The Annual General Meeting can authorize the Board of Directors to increase or reduce the share capital within the capital band. What is new is that with one authorization both options can be combined. The capital band allows an increase or decrease of up to 50% of the volume of the share capital.

This allows the share capital can be flexibly managed in line with flexibly managed developments. The previous possibility of increasing capital was limited to two years. The revision of stock corporation law opens up new possibilities for companies in Switzerland. The ability to act is ensured and adapted to the modern stock market, which increasingly requires quick reactions to current developments..

In addition, the flexibility of the General Meeting is increased by the fact that it no longer has to be held as an attendance meeting. A purely a purely virtual, a hybrid or a purely written general meeting of shareholders have been alternatives to the previous model since the amendment to the law came into force.

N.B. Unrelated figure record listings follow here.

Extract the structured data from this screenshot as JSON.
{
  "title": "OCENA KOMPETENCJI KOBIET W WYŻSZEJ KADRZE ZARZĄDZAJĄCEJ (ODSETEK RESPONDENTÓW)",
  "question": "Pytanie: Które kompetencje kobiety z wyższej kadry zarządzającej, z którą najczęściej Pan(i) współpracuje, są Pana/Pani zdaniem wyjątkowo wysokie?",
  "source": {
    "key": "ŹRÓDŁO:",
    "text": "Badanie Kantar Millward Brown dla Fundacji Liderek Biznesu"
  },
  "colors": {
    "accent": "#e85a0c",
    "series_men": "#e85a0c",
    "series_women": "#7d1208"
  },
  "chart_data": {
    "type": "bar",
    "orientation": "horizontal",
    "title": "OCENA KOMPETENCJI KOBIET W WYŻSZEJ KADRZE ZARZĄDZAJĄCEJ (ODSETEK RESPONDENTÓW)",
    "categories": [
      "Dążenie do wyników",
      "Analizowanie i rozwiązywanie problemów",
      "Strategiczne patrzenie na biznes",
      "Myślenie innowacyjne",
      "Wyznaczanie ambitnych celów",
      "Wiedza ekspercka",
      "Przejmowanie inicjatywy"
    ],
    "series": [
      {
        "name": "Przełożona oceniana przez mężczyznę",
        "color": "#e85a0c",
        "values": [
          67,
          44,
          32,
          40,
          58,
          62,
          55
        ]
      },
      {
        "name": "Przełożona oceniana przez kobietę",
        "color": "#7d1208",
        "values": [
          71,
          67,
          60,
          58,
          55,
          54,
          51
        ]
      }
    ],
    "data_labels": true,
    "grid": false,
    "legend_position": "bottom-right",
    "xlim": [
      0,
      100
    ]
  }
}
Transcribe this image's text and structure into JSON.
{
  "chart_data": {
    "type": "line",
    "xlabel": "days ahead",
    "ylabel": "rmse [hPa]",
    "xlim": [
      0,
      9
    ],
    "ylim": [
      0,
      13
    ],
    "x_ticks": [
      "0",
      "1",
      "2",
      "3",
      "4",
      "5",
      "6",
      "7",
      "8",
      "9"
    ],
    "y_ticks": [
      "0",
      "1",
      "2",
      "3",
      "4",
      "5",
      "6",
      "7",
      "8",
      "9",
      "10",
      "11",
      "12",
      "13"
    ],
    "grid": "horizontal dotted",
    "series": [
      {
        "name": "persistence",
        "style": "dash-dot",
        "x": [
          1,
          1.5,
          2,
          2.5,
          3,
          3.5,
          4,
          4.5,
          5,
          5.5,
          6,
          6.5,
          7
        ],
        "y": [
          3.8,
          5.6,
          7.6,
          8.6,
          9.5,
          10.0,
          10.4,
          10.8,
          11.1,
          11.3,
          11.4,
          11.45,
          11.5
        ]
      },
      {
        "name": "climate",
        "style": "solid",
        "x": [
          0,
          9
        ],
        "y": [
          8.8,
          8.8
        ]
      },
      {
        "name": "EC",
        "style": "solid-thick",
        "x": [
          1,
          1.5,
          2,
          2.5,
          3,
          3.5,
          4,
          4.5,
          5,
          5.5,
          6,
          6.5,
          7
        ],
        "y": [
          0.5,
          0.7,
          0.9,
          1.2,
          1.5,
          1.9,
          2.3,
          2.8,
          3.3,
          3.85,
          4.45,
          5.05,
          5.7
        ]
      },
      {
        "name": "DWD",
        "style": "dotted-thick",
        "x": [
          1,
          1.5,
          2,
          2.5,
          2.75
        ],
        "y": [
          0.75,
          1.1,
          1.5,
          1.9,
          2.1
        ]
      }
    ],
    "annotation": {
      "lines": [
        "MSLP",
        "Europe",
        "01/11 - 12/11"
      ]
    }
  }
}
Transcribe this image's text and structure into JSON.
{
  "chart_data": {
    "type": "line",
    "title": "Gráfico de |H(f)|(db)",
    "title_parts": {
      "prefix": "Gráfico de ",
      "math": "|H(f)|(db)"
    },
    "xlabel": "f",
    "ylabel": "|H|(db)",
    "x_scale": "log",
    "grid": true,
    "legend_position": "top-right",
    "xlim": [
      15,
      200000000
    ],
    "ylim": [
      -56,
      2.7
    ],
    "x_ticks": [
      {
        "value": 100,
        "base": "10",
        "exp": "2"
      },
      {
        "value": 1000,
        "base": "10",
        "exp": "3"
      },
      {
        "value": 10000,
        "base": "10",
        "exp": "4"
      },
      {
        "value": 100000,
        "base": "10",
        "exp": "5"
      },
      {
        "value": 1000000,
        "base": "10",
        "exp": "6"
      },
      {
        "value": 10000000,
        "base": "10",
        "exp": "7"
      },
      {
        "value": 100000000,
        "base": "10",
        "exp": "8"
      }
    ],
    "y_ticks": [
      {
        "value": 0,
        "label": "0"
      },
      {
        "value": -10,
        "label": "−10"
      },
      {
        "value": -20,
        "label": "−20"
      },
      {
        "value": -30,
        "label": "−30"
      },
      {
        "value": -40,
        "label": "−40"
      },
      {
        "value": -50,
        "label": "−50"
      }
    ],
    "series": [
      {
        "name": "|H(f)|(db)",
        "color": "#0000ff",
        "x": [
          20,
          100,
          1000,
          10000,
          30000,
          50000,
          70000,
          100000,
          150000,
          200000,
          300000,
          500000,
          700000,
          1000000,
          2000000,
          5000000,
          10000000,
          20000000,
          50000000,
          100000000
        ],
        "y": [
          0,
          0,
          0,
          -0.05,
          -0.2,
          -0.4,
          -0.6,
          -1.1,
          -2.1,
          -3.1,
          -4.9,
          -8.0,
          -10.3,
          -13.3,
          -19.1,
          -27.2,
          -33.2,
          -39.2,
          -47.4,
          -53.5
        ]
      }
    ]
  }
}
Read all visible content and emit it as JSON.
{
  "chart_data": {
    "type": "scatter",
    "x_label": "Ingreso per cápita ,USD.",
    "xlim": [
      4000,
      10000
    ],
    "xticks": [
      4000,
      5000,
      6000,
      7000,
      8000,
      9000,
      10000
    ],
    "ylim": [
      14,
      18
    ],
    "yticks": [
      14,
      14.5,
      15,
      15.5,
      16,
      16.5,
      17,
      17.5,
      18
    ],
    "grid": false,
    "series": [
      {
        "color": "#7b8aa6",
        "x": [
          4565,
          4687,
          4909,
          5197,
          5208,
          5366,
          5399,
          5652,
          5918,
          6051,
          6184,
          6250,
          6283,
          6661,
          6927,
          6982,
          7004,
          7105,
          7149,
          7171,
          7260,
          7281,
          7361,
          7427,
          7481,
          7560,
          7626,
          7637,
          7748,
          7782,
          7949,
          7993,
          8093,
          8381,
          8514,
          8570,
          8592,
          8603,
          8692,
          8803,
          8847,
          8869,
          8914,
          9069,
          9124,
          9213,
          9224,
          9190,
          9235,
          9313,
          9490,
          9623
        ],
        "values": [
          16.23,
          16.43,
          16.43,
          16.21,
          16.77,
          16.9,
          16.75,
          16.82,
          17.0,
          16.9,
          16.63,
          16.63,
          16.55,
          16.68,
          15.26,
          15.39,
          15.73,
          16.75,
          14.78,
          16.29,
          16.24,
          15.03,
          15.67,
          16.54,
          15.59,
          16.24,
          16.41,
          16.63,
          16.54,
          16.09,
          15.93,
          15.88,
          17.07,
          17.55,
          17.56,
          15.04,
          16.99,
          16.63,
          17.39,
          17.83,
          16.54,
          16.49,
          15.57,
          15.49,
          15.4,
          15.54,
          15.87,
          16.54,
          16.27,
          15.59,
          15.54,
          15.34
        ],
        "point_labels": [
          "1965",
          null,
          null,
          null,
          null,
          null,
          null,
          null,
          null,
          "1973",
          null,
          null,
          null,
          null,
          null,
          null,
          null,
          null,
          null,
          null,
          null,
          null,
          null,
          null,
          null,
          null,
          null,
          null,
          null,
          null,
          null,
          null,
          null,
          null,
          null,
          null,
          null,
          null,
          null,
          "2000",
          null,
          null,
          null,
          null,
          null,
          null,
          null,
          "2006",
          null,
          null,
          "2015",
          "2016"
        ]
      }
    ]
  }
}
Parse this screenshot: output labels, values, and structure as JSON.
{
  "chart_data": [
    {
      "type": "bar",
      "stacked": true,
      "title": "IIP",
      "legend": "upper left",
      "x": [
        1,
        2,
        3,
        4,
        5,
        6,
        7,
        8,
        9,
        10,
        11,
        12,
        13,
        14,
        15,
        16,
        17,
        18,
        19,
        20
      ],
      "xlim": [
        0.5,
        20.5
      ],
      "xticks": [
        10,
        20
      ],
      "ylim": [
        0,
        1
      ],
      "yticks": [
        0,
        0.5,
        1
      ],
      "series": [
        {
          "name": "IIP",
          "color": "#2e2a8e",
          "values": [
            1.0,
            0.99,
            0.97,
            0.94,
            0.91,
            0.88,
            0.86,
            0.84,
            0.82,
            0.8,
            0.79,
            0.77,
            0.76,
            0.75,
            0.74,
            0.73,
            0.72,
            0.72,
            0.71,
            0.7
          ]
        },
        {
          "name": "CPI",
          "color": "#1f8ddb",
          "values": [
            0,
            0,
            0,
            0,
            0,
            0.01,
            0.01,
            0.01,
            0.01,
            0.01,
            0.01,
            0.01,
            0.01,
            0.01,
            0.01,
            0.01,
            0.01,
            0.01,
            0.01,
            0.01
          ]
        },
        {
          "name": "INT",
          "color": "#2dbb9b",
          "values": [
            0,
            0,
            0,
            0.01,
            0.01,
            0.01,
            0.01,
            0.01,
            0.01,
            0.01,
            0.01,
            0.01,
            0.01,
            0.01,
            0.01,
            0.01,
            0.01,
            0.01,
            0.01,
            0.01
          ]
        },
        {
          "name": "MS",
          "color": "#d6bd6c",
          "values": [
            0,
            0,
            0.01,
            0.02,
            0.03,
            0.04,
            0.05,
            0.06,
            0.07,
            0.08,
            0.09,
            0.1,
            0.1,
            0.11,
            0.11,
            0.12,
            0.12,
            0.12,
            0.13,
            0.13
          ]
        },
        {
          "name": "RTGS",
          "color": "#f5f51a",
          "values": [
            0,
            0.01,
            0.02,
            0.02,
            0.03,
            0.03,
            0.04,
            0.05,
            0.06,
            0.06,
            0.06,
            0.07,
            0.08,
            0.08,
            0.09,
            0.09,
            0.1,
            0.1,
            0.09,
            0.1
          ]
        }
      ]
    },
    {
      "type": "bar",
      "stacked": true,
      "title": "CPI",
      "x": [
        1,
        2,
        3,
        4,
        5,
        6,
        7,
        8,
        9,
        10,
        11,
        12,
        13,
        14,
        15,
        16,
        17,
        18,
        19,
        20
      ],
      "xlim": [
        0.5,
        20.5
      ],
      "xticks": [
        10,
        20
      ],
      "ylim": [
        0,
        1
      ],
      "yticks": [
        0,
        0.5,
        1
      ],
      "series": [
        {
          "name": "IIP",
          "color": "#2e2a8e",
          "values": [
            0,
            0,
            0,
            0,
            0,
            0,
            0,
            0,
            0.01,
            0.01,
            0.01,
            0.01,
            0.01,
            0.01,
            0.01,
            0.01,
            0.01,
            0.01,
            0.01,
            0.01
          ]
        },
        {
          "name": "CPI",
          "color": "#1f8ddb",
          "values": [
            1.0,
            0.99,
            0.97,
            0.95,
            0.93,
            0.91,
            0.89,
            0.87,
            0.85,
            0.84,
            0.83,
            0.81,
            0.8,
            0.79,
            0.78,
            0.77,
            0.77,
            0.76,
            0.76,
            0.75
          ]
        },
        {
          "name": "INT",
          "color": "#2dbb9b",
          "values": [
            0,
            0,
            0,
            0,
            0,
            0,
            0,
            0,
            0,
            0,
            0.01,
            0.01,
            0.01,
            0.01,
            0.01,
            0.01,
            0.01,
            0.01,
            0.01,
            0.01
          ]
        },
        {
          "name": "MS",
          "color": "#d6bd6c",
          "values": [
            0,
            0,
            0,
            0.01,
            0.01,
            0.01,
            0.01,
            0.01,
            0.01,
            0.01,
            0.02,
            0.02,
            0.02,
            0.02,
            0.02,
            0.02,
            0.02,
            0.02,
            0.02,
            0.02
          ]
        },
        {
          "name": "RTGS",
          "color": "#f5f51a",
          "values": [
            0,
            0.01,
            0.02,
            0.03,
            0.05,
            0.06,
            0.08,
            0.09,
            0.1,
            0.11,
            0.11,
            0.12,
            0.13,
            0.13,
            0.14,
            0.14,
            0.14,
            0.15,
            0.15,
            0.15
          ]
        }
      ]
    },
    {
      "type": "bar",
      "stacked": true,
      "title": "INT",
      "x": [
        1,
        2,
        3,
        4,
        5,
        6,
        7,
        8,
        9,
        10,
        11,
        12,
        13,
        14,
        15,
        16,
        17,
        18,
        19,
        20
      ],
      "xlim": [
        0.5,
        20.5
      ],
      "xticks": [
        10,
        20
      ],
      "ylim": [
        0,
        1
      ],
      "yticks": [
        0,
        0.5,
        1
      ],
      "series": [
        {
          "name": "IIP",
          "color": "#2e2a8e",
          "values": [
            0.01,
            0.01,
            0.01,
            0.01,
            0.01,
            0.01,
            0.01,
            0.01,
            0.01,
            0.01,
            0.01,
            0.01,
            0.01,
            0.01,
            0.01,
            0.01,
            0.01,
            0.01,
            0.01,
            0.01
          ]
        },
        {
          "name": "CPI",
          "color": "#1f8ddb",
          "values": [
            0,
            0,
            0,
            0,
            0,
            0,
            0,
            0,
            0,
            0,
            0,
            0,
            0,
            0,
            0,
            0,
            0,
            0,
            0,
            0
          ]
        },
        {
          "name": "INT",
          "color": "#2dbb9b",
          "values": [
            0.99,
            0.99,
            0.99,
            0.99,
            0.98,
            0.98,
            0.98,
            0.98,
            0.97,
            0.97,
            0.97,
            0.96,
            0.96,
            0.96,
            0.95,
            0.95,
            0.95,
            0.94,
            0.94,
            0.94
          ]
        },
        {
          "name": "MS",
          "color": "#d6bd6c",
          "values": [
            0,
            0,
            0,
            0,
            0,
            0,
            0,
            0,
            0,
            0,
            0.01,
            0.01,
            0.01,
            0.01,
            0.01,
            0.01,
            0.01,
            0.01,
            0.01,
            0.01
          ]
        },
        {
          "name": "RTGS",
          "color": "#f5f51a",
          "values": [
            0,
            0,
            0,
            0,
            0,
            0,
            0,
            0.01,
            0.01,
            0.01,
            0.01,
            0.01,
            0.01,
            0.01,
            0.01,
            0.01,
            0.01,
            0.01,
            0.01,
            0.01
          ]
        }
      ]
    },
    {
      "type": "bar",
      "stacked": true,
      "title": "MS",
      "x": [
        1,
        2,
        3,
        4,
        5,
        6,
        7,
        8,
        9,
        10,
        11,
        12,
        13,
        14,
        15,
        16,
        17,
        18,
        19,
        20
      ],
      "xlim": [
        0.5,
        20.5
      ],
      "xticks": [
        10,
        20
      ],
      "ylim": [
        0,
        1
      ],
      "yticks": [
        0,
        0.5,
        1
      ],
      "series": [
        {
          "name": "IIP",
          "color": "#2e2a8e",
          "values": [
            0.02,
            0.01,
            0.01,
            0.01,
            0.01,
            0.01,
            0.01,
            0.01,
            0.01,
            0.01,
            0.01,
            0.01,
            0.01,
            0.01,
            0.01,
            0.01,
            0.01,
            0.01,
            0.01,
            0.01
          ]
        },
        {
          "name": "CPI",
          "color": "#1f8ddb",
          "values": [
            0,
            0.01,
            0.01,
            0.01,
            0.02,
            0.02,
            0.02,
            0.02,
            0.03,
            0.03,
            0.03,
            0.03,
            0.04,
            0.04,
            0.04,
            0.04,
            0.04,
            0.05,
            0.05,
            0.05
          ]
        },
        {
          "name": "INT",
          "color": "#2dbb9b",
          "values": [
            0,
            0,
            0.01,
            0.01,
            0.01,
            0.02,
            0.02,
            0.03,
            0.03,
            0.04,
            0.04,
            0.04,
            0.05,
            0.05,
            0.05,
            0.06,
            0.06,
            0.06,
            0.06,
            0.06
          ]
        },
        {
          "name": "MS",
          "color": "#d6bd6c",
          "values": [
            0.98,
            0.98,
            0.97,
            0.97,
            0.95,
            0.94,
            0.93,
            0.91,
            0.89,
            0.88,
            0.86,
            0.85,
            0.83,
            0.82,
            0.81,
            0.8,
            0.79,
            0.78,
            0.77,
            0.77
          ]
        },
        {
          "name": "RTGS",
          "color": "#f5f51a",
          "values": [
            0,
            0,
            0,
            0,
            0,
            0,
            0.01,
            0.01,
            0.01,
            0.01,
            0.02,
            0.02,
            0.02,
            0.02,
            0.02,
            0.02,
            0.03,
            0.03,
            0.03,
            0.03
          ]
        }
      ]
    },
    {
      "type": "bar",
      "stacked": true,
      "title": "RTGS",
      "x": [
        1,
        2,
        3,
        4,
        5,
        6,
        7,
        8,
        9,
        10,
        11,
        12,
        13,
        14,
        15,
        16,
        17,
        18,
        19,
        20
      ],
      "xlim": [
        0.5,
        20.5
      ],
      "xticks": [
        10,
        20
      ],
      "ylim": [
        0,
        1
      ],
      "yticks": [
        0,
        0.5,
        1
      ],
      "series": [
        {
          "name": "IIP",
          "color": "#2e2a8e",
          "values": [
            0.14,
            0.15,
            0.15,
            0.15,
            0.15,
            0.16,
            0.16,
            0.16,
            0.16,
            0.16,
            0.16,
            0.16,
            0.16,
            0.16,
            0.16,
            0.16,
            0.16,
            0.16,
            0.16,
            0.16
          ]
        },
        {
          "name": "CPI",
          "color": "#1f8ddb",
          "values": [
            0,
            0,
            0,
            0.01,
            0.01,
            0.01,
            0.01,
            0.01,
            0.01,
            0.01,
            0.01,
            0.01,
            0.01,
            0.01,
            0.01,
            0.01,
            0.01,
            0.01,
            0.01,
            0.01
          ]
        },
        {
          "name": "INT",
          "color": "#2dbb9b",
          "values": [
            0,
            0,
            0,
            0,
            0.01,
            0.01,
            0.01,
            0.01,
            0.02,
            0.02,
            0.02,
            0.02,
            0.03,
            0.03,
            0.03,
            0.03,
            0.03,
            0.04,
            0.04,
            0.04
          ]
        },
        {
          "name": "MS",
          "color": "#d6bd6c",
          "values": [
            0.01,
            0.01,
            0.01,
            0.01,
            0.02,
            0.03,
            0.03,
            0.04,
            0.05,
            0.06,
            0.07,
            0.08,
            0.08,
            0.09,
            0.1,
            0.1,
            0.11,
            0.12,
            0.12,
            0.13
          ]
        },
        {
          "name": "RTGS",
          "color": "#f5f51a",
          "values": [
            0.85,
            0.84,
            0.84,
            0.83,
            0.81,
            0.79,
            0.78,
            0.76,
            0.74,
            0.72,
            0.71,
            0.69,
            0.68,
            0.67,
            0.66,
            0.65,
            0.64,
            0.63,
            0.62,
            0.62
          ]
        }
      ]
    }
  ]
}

It is also possible to hold a General Meeting not only in Switzerland, but also but also abroad, or to hold or to hold them in parallel at several locations. However, certain certain criteria must be metsuch as a corresponding provision in the Articles of Association. If parallel execution is desired, it is particularly important that all participant votes can be transmitted in picture and sound at all venues. The General Meeting may also pass its resolutions by circular letter. This always applies provided no oral discussion is requested and all shareholders are represented.

Extended duties of the Board of Directors

The duties of the Board of Directors have changed and been expanded in parts. According to the new legal regulation, the Board of Directors now explicitly ensure the monitoring of liquidity and solvency. As soon as the board of directors identifies a well-founded concern of insolvency, it must take measuresto restore solvency. This provision required the Board of Directors to act as soon as a risk of insolvency was identified.

If the annual financial statements show a loss of capital, it is no longer necessary to immediately convene a general meeting. However, the accounts must be audited by the auditors before they are approved by the General Meeting.

Another change to the annual financial statements of Switzerland is that the Board of Directors is no longer has to notify the court in every case of overindebtedness. must. If there is a prospect that the over-indebtedness can be remedied within 90 days of the interim financial statements being available, the need to go to court can be waived.

Subordination agreements in the Swiss financial statements

The section on preventing notice to the judge by a subordination has also been modified and tightened. In the event of a subordination is a contract under which a creditor, usually the principal shareholder, postpones its claim against the company. This allows all other creditors to be paid in priority until a corporate or liquidity crisis is overcome. The declaration of subordination is only legally valid if it covers the loan as well as the interest claims during the over-indebtedness and these are also deferred.